Last year, the Air Force “Vice Chief’s Challenge” asked service members for ideas on what parts of their jobs could be automated. It was called the “Saving Airmen Time” challenge.
“We were jokingly referring to it as the dear AI robot please come take this part of my job challenge,” Knausenberger said the AFCEA event. “There are some things that humans just don’t want to do. It puts us to sleep.”
The service picked 15 winning proposals, including a customer service chat bot that could field financial questions at Air Education Training Command. Another winner proposed introducing software that could automate squadron flying schedules, and a proposal from Air Force Headquarters suggested automating data collection to help fix systemic problems in the Air Force childcare program.
Knausenberger said those projects are now in various stages of implementation. She wants to get the Air Force to the point where it’s making RPA applications easily available across the service as part of its cloud environment.
“What I’d like to get us to is for robotic process automation is, here are the products that are accredited for our networks. Let’s have them available and easily consumable in cloud one,” she said. “And let’s have industry be thinking as part of their solutions, ‘How do I use those enterprise services to help you?’”
Knausenberger cited a project her office is working on for Air Force Security Forces. Case workers there were struggling to adjudicate criminal cases because they have to pull information from multiple databases. The RPA Center of Excellence is now working with them to help automate the data collection.
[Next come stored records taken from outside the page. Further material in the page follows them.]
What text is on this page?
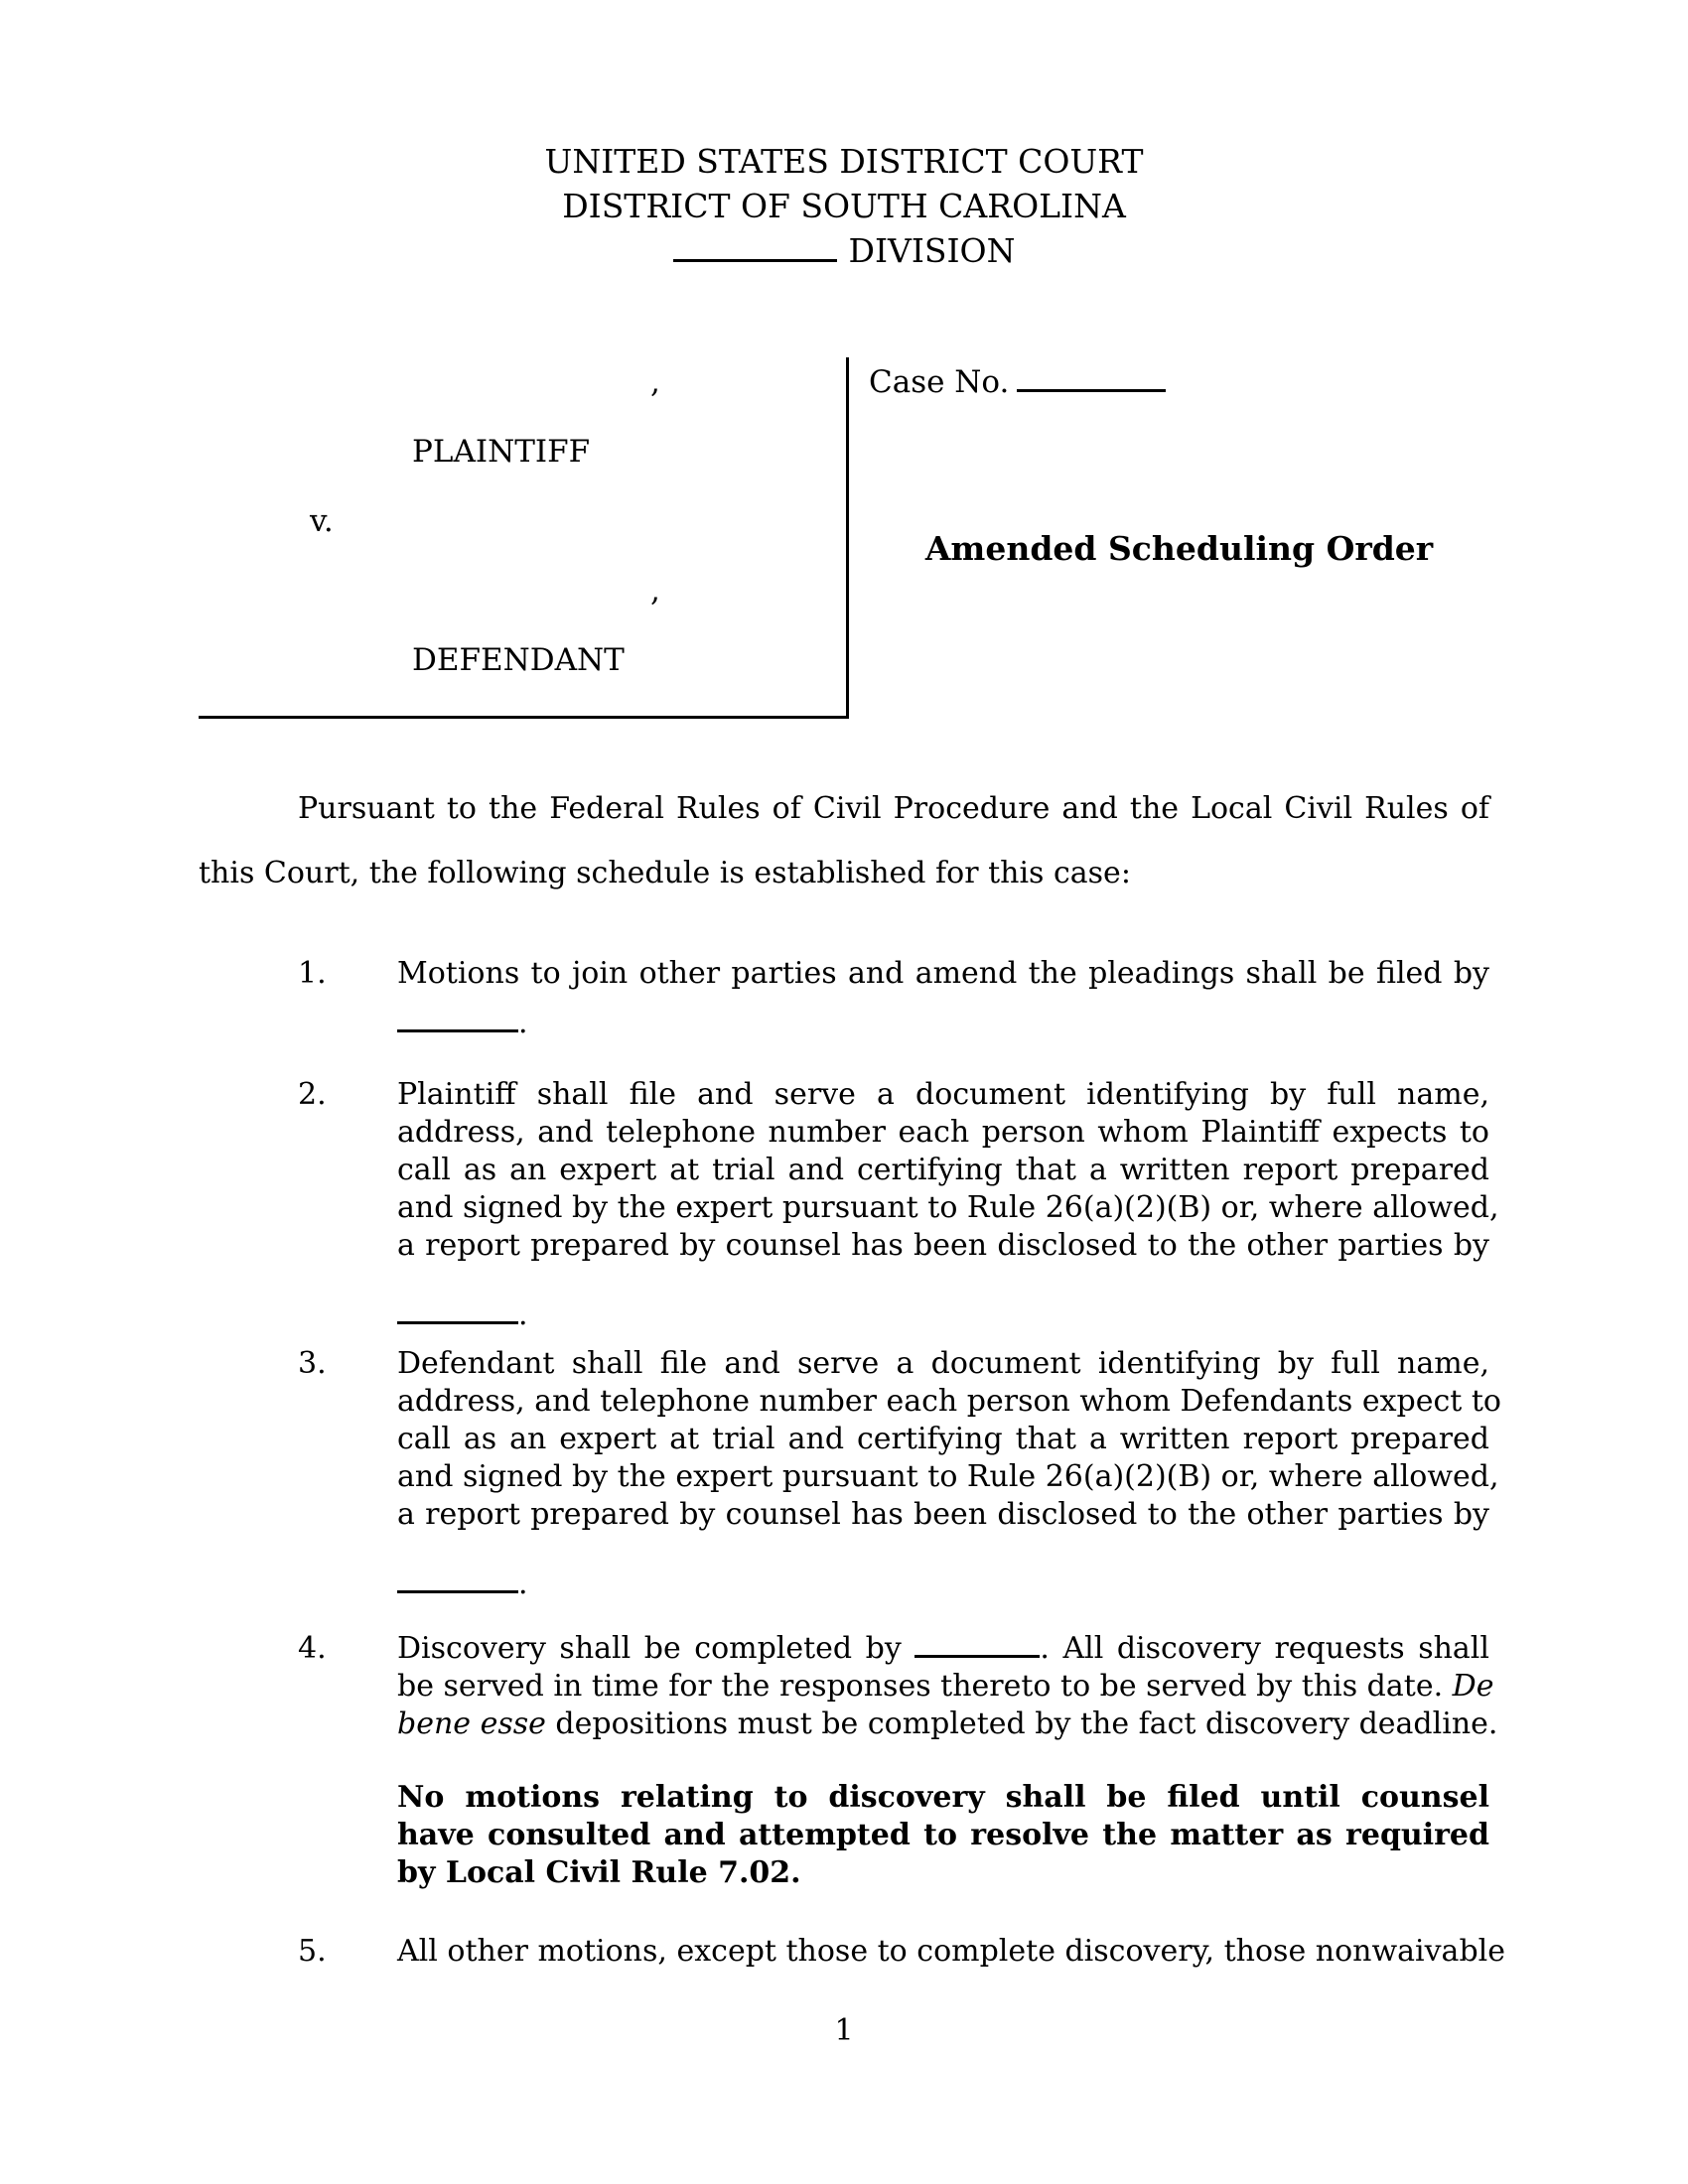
UNITED STATES DISTRICT COURT
DISTRICT OF SOUTH CAROLINA
DIVISION
,
PLAINTIFF
v.
,
DEFENDANT
Case No.
Amended Scheduling Order

Pursuant to the Federal Rules of Civil Procedure and the Local Civil Rules of

this Court, the following schedule is established for this case:

1.	Motions to join other parties and amend the pleadings shall be filed by
.
2.	Plaintiff shall file and serve a document identifying by full name,
address, and telephone number each person whom Plaintiff expects to
call as an expert at trial and certifying that a written report prepared
and signed by the expert pursuant to Rule 26(a)(2)(B) or, where allowed,
a report prepared by counsel has been disclosed to the other parties by
.
3.	Defendant shall file and serve a document identifying by full name,
address, and telephone number each person whom Defendants expect to
call as an expert at trial and certifying that a written report prepared
and signed by the expert pursuant to Rule 26(a)(2)(B) or, where allowed,
a report prepared by counsel has been disclosed to the other parties by
.
4.	Discovery shall be completed by	. All discovery requests shall
be served in time for the responses thereto to be served by this date. De
bene esse depositions must be completed by the fact discovery deadline.
No motions relating to discovery shall be filed until counsel
have consulted and attempted to resolve the matter as required
by Local Civil Rule 7.02.
5.	All other motions, except those to complete discovery, those nonwaivable
1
Knausenberger said the project isn’t just a good exercise in the utility of automation, but also the ethics of how much to rely on the technology.
“No one wants a bot to replace the judgment that someone has in determining how serious a crime was or like what a punishment should be, or indexing something in criminal justice with the FBI for an Airman,” she said. “But we do need our caseworkers to be able to process more than eight cases a day. It is taking them too long because they have to go to so many different places to get their information.
Similar data access challenges exist across the Defense Department. As the Air Force works through its broader automation strategy, Knausenberger sometimes patching those problems with a bot won’t be the final answer.
“Sometimes it’s a great interim answer on our way to assessing what is wrong with our software that got us there in the first place, and helping us to design those future software flows,” she said. “Because if that bot is having to take like 20 different steps to get to something, why does a bot have to do that? Why wasn’t the information just pulled from all of those data sources automatically to provide a report that is in the same format every single time for that case officer? Sometimes RPA is just a way of seeing our picture better on our way to what the real end solution is, which is probably better software.”